Mahfud lantas mengundang lembaga-lembaga survei internasional dan nasional untuk mencari tahu penyebab anjloknya indeks persepsi korupsi Indonesia. Disimpulkan, menurut dia, bahwa conflict of interest atau konflik kepentingan menjadi penyebabnya.
Lebih lanjut, Mahfud menuturkan konflik kepentingan itu terjadi di DPR, MA, hingga di birokrat. Konflik kepentingan itu, menurut dia, menyebabkan terjadinya transaksi di balik meja.
“Di DPR terjadi transaksi-transaksi di balik meja, Mahkamah Agung (MA), pengadilan bisa membeli perkara. Di pemerintah, di birokrasi sama,” kata Mahfud.
Mahfud mengatakan temuan tersebut mungkin sulit dilihat oleh mata kepala orang Indonesia. Namun hal tersebut terlihat jelas di mata dunia internasional.
“Di DPR ada conflict of interest. Pekerjaan anggota DPR, tapi punya konsultan hukum. Nanti kalau ada masalah, ‘tolong dibantu ini, itu’. Dibawa ke pengadilan, pengadilannya korupsi lagi. Sampai hakimnya ditangkap, jaksa ditangkap, polisi ditangkap dan seterusnya,” tutur Mahfud.
Memangnya IPK yang disebut Mahfud itu apa sih?
Indeks Persepsi Korupsi atau IPK atau CPI dihitung oleh Transparency International dengan skala 0-100, yaitu 0 artinya paling korup, sedangkan 100 berarti paling bersih. Total negara yang dihitung Indeks Persepsi Korupsi adalah 180 negara.
Cabang dari Transparency International di Indonesia sendiri yaitu TII atau Transparency International Indonesia. Penelitian ini pertama kali diluncurkan sejak 1995 di mana metodologi yang digunakan untuk menentukan IPK mengalami sejumlah perubahan.
IPK untuk 2022 sendiri diluncurkan pada 31 Januari 2023 di mana hasilnya mencengangkan. Kenapa?
“CPI Indonesia tahun 2022 berada di skor 34/100 dan berada di peringkat 110 dari 180 negara yang disurvei. Skor ini turun 4 poin dari tahun 2021, atau merupakan penurunan paling drastis sejak 1995,” ungkap Wawan Suyatmiko selaku Deputi Sekretaris Jenderal TII saat peluncuran survei itu.

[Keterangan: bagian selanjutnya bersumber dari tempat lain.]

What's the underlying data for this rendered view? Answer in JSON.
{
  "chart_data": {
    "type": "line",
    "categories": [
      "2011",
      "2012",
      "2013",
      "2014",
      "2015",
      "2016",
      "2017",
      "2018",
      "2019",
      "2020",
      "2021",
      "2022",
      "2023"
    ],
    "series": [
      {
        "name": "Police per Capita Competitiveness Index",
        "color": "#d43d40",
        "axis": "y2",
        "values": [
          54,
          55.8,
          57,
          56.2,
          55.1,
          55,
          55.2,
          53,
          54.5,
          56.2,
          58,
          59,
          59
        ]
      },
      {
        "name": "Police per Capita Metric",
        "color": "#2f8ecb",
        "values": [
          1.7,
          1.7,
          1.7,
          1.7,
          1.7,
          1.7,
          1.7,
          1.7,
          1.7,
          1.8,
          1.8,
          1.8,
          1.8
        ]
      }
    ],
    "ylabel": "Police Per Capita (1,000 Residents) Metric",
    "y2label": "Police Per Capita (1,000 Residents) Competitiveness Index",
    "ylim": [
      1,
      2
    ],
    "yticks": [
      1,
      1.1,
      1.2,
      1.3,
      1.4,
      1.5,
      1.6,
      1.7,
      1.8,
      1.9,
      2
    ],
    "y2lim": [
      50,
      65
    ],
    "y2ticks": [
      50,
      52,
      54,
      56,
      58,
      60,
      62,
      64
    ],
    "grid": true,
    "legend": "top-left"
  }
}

Setidaknya ada 8 indikator yang diambil untuk menentukan angka IPK Indonesia di tahun 2022. Berikut datanya:
1. World Justice Project – Rule of Law Index
Pejabat di Eksekutif, Legislatif, Yudikatif, Polisi dan Militer menggunakan jabatan untuk keuntungan pribadi
2. Political and Economic Risk Consultancy
Seberapa parah korupsi di negara tempat beroperasi?
3. Political Risk Service
Korupsi dalam sistem politik. Konflik kepentingan antara politisi dan pelaku usaha. Pembayaran ekstra/suap untuk izin ekspor-impor
4. Varieties of Democracy Project
Korupsi di eksekutif (eselon tertinggi hingga terendah), legislatif (suap untuk mempengaruhi pembuatan regulasi)
5. Bertelsmann Stiftung Transformation Index
Pejabat publik dituntut & dihukum; Keberhasilan Pemerintah
memberantas korupsi
6. Economist Intelligence Unit – Country Risk Service
Prosedur yang jelas & akuntabilitas dana publik; Penyalahgunaan sumberdaya publik; profesionalisme penyelenggara negara; Badan audit yang independen
7. IMD (Institute for Management Development) World Competitiveness Yearbook
Ada dan tidaknya korupsi dalam sistem politik
8. Global Insight Country Risk Ratings
Risiko individu/perusahaan berhadapan dengan suap atau praktik korupsi lainnya untuk menjalankan bisnis
Setidaknya 8 hal itu yang menjadi sumber bagi Transparency International untuk memetakan persoalan korupsi di Indonesia. TII sendiri memberikan 3 analisis singkat terkait anjloknya IPK Indonesia untuk tahun 2022. Apa saja?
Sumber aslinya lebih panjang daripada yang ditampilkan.